The truth is I think about my old job all the time. It wasn’t a particularly good job, working in a tiny cubicle for a government agency.
I pushed a lot of paper, and my boss was always breathing down my neck to push more. The receptionist didn’t even know how to transfer telephone calls, but she had worked in the office for many years and was a dues-paying member of the public-employees union, which meant she couldn’t be fired for her incompetence or her notorious habit of calling in “sick” every Thursday and Friday before a three-day holiday weekend so she could spend five days in Las Vegas, Mexico or Hawaii.
It was heaven-on-earth for our receptionist, but hell-on-earth for me.
Still, the job had its perks. As a government worker, my entire family received health, dental and vision insurance for just a few dollars per month. I had a good retirement program and a small, but guaranteed, annual pay increase.
I automatically received 13 paid holidays every year.

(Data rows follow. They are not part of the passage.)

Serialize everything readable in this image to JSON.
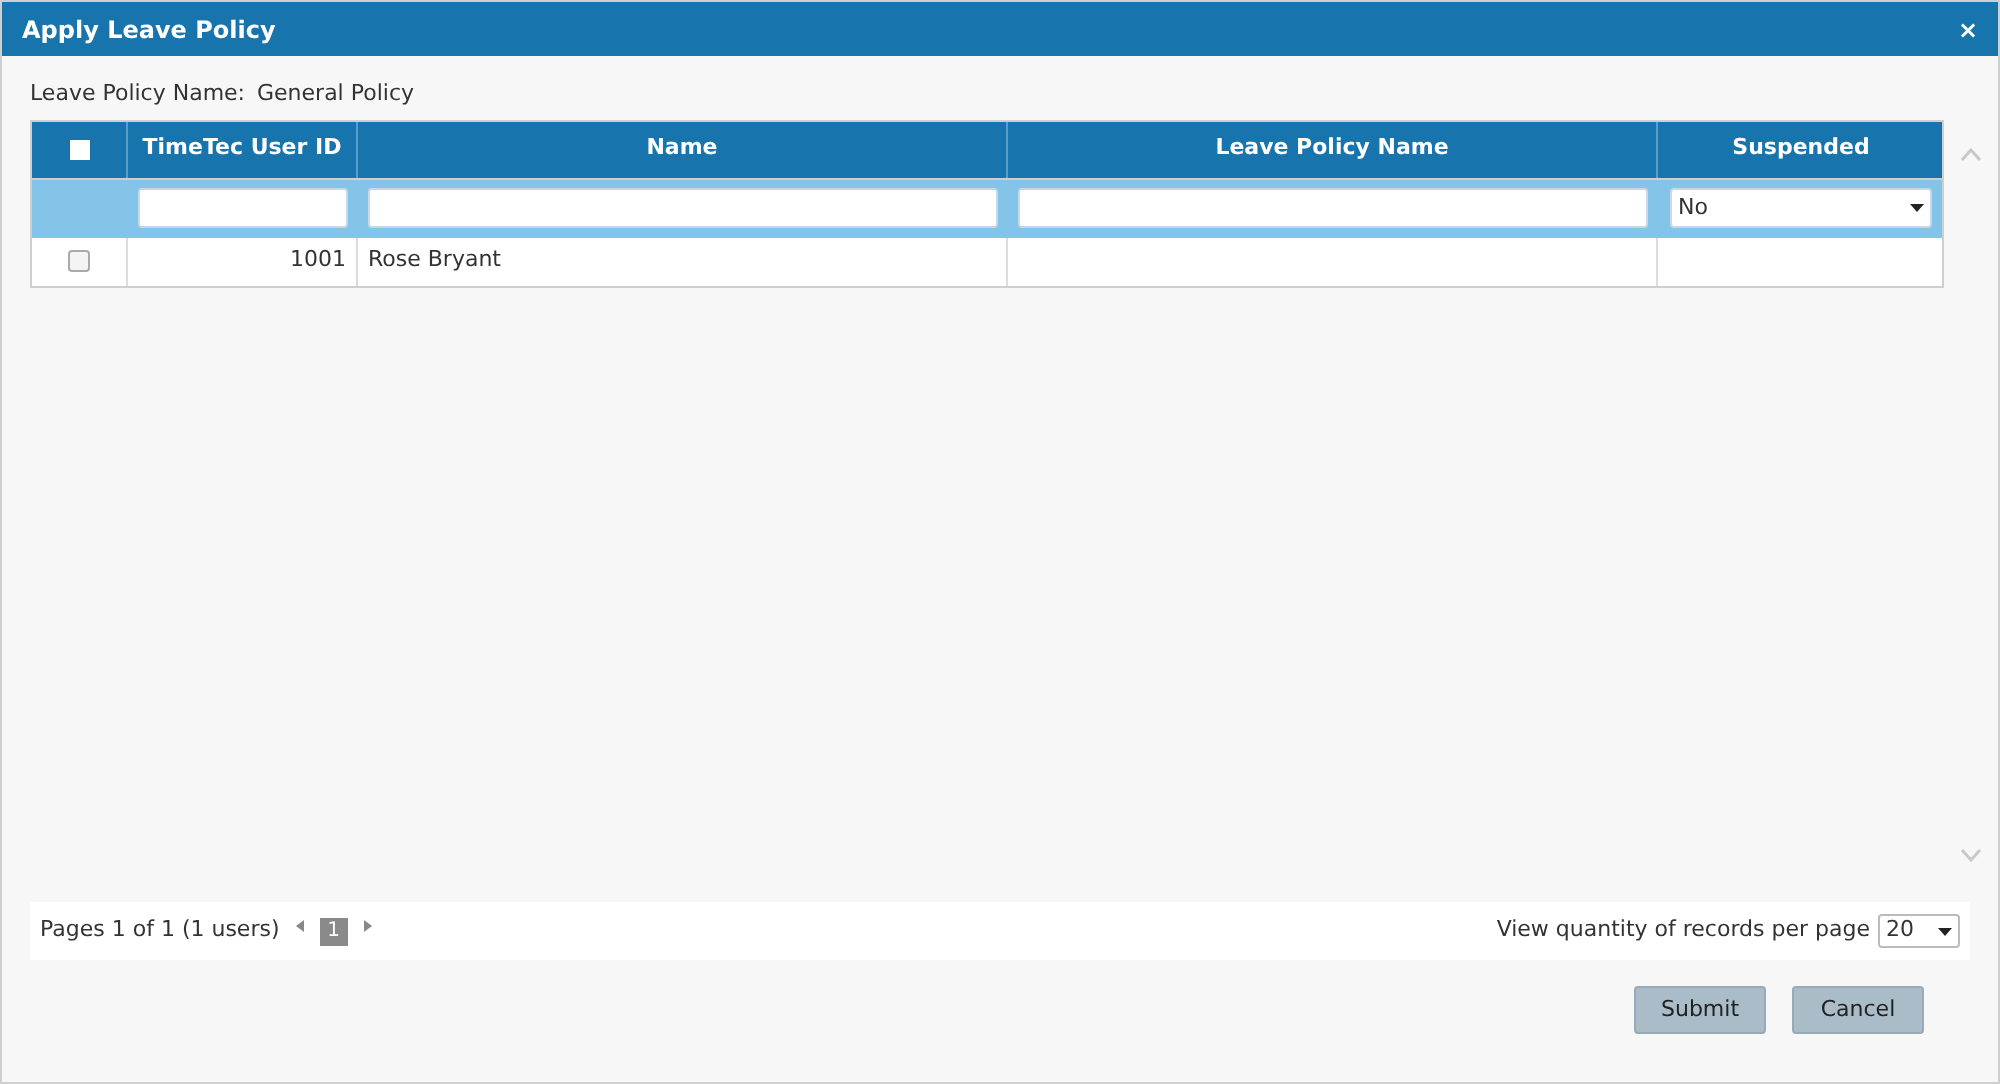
{
  "window": {
    "title": "Apply Leave Policy",
    "close": "×"
  },
  "policy": {
    "label": "Leave Policy Name:",
    "value": "General Policy"
  },
  "table": {
    "select_all": {
      "checked": false
    },
    "columns": [
      "TimeTec User ID",
      "Name",
      "Leave Policy Name",
      "Suspended"
    ],
    "filters": [
      {
        "kind": "text"
      },
      {
        "kind": "text"
      },
      {
        "kind": "text"
      },
      {
        "kind": "select",
        "value": "No"
      }
    ],
    "rows": [
      {
        "checked": false,
        "cells": [
          "1001",
          "Rose Bryant",
          "",
          ""
        ]
      }
    ]
  },
  "pagination": {
    "summary": "Pages 1 of 1 (1 users)",
    "pages": [
      {
        "label": "1",
        "selected": true
      }
    ],
    "per_page_label": "View quantity of records per page",
    "per_page": "20"
  },
  "buttons": [
    "Submit",
    "Cancel"
  ]
}
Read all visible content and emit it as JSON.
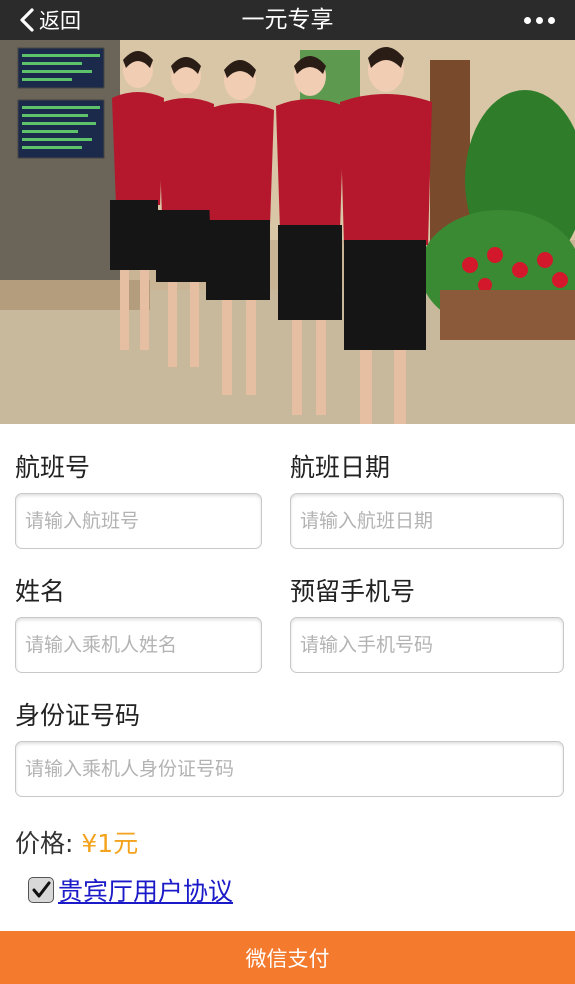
{
  "nav": {
    "back_label": "返回",
    "title": "一元专享"
  },
  "form": {
    "flight_no": {
      "label": "航班号",
      "placeholder": "请输入航班号"
    },
    "flight_date": {
      "label": "航班日期",
      "placeholder": "请输入航班日期"
    },
    "name": {
      "label": "姓名",
      "placeholder": "请输入乘机人姓名"
    },
    "phone": {
      "label": "预留手机号",
      "placeholder": "请输入手机号码"
    },
    "id_no": {
      "label": "身份证号码",
      "placeholder": "请输入乘机人身份证号码"
    }
  },
  "price": {
    "label": "价格:",
    "value": "¥1元"
  },
  "agreement": {
    "checked": true,
    "link_text": "贵宾厅用户协议"
  },
  "pay_button": {
    "label": "微信支付"
  },
  "colors": {
    "nav_bg": "#2b2b2b",
    "price": "#f3a31d",
    "pay_bg": "#f47a2e",
    "link": "#1a1ac8"
  }
}
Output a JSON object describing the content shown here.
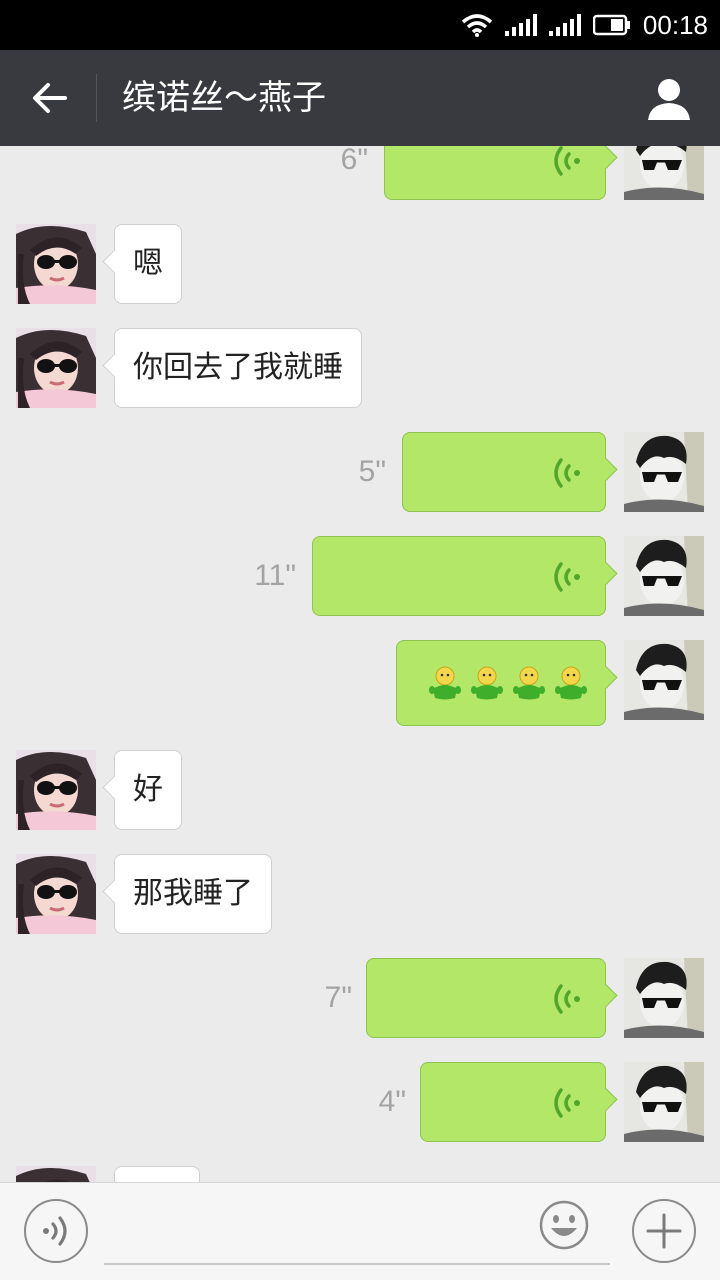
{
  "status_bar": {
    "time": "00:18"
  },
  "header": {
    "title": "缤诺丝～燕子",
    "back_icon": "arrow-left-icon",
    "profile_icon": "person-icon"
  },
  "messages": [
    {
      "from": "me",
      "type": "voice",
      "duration": "6\""
    },
    {
      "from": "them",
      "type": "text",
      "text": "嗯"
    },
    {
      "from": "them",
      "type": "text",
      "text": "你回去了我就睡"
    },
    {
      "from": "me",
      "type": "voice",
      "duration": "5\""
    },
    {
      "from": "me",
      "type": "voice",
      "duration": "11\""
    },
    {
      "from": "me",
      "type": "emoji",
      "count": 4,
      "emoji_icon": "green-figure-emoji"
    },
    {
      "from": "them",
      "type": "text",
      "text": "好"
    },
    {
      "from": "them",
      "type": "text",
      "text": "那我睡了"
    },
    {
      "from": "me",
      "type": "voice",
      "duration": "7\""
    },
    {
      "from": "me",
      "type": "voice",
      "duration": "4\""
    },
    {
      "from": "them",
      "type": "text",
      "text": ""
    }
  ],
  "input_bar": {
    "placeholder": "",
    "voice_icon": "voice-icon",
    "emoji_icon": "smiley-icon",
    "add_icon": "plus-icon"
  },
  "colors": {
    "outgoing_bubble": "#b2e767",
    "incoming_bubble": "#ffffff",
    "header_bg": "#393a3f",
    "chat_bg": "#ebebeb"
  }
}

And on top of my three weeks of paid vacation, I was also entitled to 10 paid sick days annually and three paid personal days off.
Added up, it amounted out to 41 days that I was allowed to take off at taxpayers’ expense every year and thousands of dollars in other benefits.
Had I had done this little calculation a year ago, I’d probably still be working for the government.
Instead, I decided to get into the real estate business. I don’t have paid holidays or vacations anymore, and I don’t have free health coverage. When I get sick or injured (as I did recently), there are big medical bills to pay, but no weekly salary to pay them.
The Saturdays and Sundays I used to spend with my family are now spent in my car, toting strangers from one house to the next in the desperate hope they’ll buy a home and use me as their agent.
If it sounds like I’m second-guessing myself, it’s because I am. I can’t reverse the decision I made a year ago to quit my old job and start a new career in real estate. If I could, I probably would.
So I really, really need to close the deal that my clients put on the table and the sellers accepted. It’s not just about collecting my first sales commission: I just want to get back a shred of the self-confidence I had when I went into this crazy business a year ago.
It’s the bottom of the ninth inning. But if Bobby Thompson could do it, so can I.